La publication n’est donc pas une simple transposition par écrit de ce qui a été joué sur scène. Elle recouvre une autre manière d’apprécier l’œuvre. Ainsi, le paratexte peut devenir un espace de réhabilitation. D’Aubignac, dans l’avant-propos de La Pucelle d’Orléans, déplore par exemple que sa pièce ait été « défigurée en la représentation », c’est-à-dire mal jouée : il l’offre donc à ses lecteurs « dans son état naturel et sous ses propres ornements ». Les auteurs s’emparent également des possibilités offertes par le livre pour diffuser leurs idées en matière d’esthétique. Théodore de Bèze présente explicitement son Abraham sacrifiant comme un « contre-modèle à la poésie de la Pléiade ». Et le dialogue avec le texte imprimé se prolonge au-delà des XVIe et XVIIe siècles, comme le montre la dernière section de l’ouvrage, consacrée aux travaux de metteurs en scène contemporains.
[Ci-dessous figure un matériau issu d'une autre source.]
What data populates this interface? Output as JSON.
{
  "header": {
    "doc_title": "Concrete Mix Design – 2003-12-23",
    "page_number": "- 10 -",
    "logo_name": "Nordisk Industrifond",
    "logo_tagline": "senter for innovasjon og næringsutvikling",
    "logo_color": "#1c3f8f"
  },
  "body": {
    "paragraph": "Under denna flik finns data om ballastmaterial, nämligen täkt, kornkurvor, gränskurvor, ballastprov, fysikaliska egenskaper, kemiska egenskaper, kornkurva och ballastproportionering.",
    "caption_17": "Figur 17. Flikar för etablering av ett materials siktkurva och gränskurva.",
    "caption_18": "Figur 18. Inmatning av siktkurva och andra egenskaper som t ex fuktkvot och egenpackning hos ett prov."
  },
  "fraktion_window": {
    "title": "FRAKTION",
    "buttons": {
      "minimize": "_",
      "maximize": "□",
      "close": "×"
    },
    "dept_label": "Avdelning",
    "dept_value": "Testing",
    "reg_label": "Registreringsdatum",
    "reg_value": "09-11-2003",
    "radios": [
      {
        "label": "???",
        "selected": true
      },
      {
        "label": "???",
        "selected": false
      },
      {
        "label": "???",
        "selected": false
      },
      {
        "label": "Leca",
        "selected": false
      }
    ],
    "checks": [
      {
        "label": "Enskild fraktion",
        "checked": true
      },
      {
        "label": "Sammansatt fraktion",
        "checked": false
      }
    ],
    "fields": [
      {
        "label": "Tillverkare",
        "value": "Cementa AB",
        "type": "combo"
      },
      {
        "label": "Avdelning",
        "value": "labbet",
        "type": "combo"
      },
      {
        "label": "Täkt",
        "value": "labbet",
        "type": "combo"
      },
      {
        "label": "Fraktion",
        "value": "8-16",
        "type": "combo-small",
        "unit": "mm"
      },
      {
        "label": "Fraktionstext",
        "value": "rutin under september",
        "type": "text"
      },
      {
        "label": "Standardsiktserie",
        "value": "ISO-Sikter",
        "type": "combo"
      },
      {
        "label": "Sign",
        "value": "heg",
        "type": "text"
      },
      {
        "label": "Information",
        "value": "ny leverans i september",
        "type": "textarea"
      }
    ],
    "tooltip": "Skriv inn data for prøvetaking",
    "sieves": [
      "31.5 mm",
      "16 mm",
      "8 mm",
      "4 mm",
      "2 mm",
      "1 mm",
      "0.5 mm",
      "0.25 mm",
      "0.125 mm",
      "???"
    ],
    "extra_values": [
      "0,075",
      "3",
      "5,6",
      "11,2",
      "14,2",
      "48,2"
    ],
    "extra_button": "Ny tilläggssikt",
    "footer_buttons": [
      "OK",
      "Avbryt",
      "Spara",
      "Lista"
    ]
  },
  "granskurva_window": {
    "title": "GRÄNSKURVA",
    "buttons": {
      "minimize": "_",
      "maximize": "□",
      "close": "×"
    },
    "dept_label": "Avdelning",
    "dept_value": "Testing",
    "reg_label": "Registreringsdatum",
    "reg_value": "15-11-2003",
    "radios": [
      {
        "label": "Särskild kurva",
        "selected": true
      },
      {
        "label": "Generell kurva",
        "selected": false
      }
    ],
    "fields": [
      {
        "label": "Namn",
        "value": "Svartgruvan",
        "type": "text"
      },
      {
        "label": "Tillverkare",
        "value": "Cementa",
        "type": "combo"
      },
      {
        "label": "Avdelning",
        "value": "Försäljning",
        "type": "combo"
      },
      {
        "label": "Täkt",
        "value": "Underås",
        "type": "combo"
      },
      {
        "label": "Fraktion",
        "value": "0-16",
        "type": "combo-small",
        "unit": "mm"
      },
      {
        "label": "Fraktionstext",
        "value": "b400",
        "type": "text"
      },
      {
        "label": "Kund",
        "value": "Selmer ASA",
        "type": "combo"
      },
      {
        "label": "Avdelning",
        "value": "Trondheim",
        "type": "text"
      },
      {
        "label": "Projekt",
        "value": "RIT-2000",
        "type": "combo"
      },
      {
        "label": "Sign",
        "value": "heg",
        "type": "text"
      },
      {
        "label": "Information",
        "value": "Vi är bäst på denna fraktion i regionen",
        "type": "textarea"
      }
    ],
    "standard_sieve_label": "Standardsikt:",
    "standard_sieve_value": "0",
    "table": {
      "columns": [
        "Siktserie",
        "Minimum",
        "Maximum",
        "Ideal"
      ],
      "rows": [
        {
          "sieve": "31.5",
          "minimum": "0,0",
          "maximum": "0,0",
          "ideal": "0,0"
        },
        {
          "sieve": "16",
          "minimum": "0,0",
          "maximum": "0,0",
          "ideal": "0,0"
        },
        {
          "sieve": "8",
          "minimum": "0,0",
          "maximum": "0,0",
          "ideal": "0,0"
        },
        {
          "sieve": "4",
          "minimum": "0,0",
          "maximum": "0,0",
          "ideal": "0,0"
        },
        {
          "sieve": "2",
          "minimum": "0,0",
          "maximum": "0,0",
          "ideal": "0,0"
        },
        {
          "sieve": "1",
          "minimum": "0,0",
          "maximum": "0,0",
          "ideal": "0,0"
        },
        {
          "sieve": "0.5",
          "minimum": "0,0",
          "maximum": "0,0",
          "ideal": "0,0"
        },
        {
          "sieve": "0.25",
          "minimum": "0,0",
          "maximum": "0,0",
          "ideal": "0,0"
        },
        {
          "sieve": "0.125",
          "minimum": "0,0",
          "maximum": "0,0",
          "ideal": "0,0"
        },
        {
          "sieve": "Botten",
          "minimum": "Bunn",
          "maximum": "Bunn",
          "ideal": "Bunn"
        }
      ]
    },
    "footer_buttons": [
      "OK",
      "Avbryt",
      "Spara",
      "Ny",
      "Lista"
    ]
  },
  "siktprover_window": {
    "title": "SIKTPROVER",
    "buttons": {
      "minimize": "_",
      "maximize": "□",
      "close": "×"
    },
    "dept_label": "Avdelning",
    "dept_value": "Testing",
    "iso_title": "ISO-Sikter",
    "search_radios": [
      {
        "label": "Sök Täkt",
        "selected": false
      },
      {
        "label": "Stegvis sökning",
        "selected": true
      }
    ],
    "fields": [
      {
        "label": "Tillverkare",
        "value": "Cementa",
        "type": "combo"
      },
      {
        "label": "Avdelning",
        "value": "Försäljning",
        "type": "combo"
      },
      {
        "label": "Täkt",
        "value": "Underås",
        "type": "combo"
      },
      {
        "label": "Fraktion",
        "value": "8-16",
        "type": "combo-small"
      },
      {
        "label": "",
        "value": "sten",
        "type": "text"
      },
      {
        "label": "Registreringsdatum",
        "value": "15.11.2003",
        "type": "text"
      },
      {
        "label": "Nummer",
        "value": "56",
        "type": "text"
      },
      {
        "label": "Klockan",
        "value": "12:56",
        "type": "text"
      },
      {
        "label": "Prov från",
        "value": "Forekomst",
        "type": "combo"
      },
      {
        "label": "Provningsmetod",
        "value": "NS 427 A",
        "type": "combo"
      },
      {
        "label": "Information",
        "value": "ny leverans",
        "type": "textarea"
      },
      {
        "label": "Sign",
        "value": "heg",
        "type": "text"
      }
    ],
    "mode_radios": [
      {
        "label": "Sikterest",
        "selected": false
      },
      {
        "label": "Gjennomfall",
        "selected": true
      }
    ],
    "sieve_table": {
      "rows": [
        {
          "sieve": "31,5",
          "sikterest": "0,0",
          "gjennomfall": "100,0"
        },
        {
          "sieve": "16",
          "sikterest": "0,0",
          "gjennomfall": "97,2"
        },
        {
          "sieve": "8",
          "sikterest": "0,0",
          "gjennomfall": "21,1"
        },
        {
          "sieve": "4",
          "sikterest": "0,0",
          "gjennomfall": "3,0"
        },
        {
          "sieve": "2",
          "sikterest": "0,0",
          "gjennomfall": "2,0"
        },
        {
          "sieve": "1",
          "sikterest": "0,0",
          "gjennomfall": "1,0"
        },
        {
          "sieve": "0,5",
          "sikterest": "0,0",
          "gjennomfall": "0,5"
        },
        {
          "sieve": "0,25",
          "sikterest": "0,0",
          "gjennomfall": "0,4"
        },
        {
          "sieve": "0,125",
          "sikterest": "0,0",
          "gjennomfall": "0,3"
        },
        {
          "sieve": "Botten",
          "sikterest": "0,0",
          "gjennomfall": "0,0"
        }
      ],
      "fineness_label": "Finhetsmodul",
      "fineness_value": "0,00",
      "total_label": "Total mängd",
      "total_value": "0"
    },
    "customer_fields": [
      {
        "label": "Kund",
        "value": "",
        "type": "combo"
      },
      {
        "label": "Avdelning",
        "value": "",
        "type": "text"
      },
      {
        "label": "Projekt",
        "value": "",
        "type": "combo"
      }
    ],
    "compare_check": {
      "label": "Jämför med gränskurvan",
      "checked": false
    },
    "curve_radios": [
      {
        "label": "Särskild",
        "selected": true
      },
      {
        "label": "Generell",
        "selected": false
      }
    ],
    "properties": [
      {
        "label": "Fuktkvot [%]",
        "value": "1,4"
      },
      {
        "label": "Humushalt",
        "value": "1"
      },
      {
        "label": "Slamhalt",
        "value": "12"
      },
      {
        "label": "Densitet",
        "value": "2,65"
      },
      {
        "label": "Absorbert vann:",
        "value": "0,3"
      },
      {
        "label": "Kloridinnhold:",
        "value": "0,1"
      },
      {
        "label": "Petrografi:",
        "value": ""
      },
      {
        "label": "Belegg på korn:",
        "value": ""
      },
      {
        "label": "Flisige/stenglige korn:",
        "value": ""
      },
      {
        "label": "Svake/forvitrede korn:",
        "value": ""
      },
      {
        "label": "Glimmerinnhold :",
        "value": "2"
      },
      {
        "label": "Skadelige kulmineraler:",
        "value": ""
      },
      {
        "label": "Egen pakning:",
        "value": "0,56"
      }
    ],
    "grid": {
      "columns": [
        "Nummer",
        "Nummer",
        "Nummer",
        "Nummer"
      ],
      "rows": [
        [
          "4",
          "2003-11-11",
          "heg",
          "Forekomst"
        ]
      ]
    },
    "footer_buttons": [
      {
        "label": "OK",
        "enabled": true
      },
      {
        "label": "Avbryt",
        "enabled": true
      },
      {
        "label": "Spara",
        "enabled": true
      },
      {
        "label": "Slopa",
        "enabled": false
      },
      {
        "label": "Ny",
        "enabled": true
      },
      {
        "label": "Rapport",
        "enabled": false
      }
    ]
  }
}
Cet ouvrage intéressera au premier chef les spécialistes du théâtre de l’Ancien Régime. Bien des noms nous sont aujourd’hui inconnus, et il n’est pas toujours aisé d’identifier ce que chacun des textes a à voir avec les autres. Aussi convient-il de préciser que cette anthologie critique fait suite à un autre recueil publié sous la direction de Sandrine Berrégard, Lire le théâtre. Pratiques et théories de la lecture du théâtre français des XVIe et XVIIe siècles.